Last week Formula 1 lost a legend with the passing of Sir Frank Williams at age 79. Williams founded the team that bears his name and functioned as team principal for 50 years. He actively managed it for 43 years until turning over day-to-day operations to daughter Claire in 2013. Dorilton Capital, an investment firm, bought the team at the end of the 2020 season. Although the team has been a backmarker for the last few years, during Sir Frank’s tenure Williams scored nine constructors’ championships and seven drivers’ championships from 1980 to 1997. Williams drivers who won the World Driving Championship for Williams included such luminaries as Keke Rosberg, Nigel Mansell, Alain Prost, Damon Hill, Jacques Villeneuve, and Alan Jones. Williams cars made 781 Formula 1 starts and scored 114 wins, 128 poles, 313 podiums, and 133 fastest laps, an enviable record. Sir Frank accomplished much of this from a wheelchair after suffering a spinal cord injury in 1986. Perhaps Williams’ current Team Principal Jost Capito summed it up best, saying “Sir Frank was a legend and icon of our sport. His passing marks the end of an era for our team and for the sport of Formula 1. He was one of a kind and a true pioneer.” Godspeed, Sir Frank Williams.

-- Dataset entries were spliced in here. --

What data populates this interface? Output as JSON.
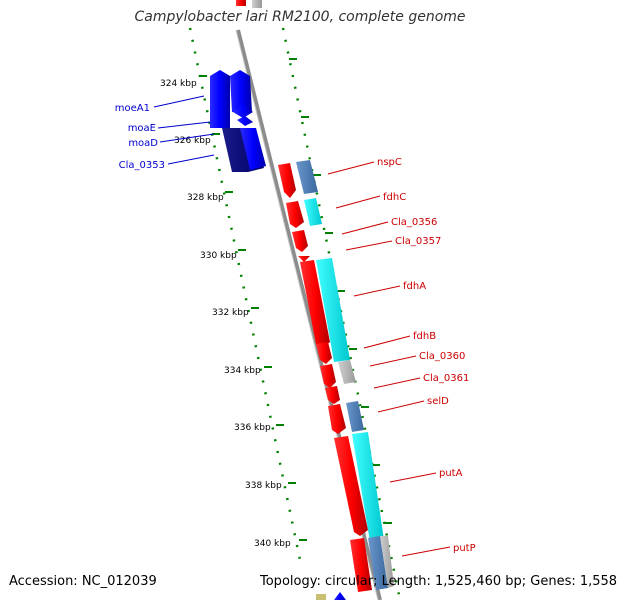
{
  "header": {
    "title": "Campylobacter lari RM2100, complete genome"
  },
  "footer": {
    "accession": "Accession: NC_012039",
    "topology": "Topology: circular; Length: 1,525,460 bp; Genes: 1,558"
  },
  "ticks": [
    "324 kbp",
    "326 kbp",
    "328 kbp",
    "330 kbp",
    "332 kbp",
    "334 kbp",
    "336 kbp",
    "338 kbp",
    "340 kbp"
  ],
  "genes_reverse": [
    {
      "label": "moeA1",
      "color": "#0000cc"
    },
    {
      "label": "moaE",
      "color": "#0000cc"
    },
    {
      "label": "moaD",
      "color": "#0000cc"
    },
    {
      "label": "Cla_0353",
      "color": "#0000cc"
    }
  ],
  "genes_forward": [
    {
      "label": "nspC",
      "color": "#cc0000"
    },
    {
      "label": "fdhC",
      "color": "#cc0000"
    },
    {
      "label": "Cla_0356",
      "color": "#cc0000"
    },
    {
      "label": "Cla_0357",
      "color": "#cc0000"
    },
    {
      "label": "fdhA",
      "color": "#cc0000"
    },
    {
      "label": "fdhB",
      "color": "#cc0000"
    },
    {
      "label": "Cla_0360",
      "color": "#cc0000"
    },
    {
      "label": "Cla_0361",
      "color": "#cc0000"
    },
    {
      "label": "selD",
      "color": "#cc0000"
    },
    {
      "label": "putA",
      "color": "#cc0000"
    },
    {
      "label": "putP",
      "color": "#cc0000"
    }
  ],
  "colors": {
    "backbone": "#8c8c8c",
    "forward_cds": "#ff0000",
    "reverse_cds": "#0000ff",
    "cog_cyan": "#00e5ee",
    "cog_steel": "#4f81bd",
    "cog_gray": "#b3b3b3",
    "tick_green": "#008000"
  }
}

And in NASCAR news, long-time Camping World Trucks team owner Maury Gallagher has purchased the majority interest in Richard Petty Motorsports. It marks the end of participation in the sport by a name that has been around since NASCAR’s inception in 1949. The sale includes the two RPM charters for use in 2022. It is unclear whether the new GMS team will retain driver Erik Jones or bring in their own driver.
Finally, if you want to see Kyle Larson crowned champion the NASCAR awards banquet airs Saturday at 4 p.m. on NBCSN.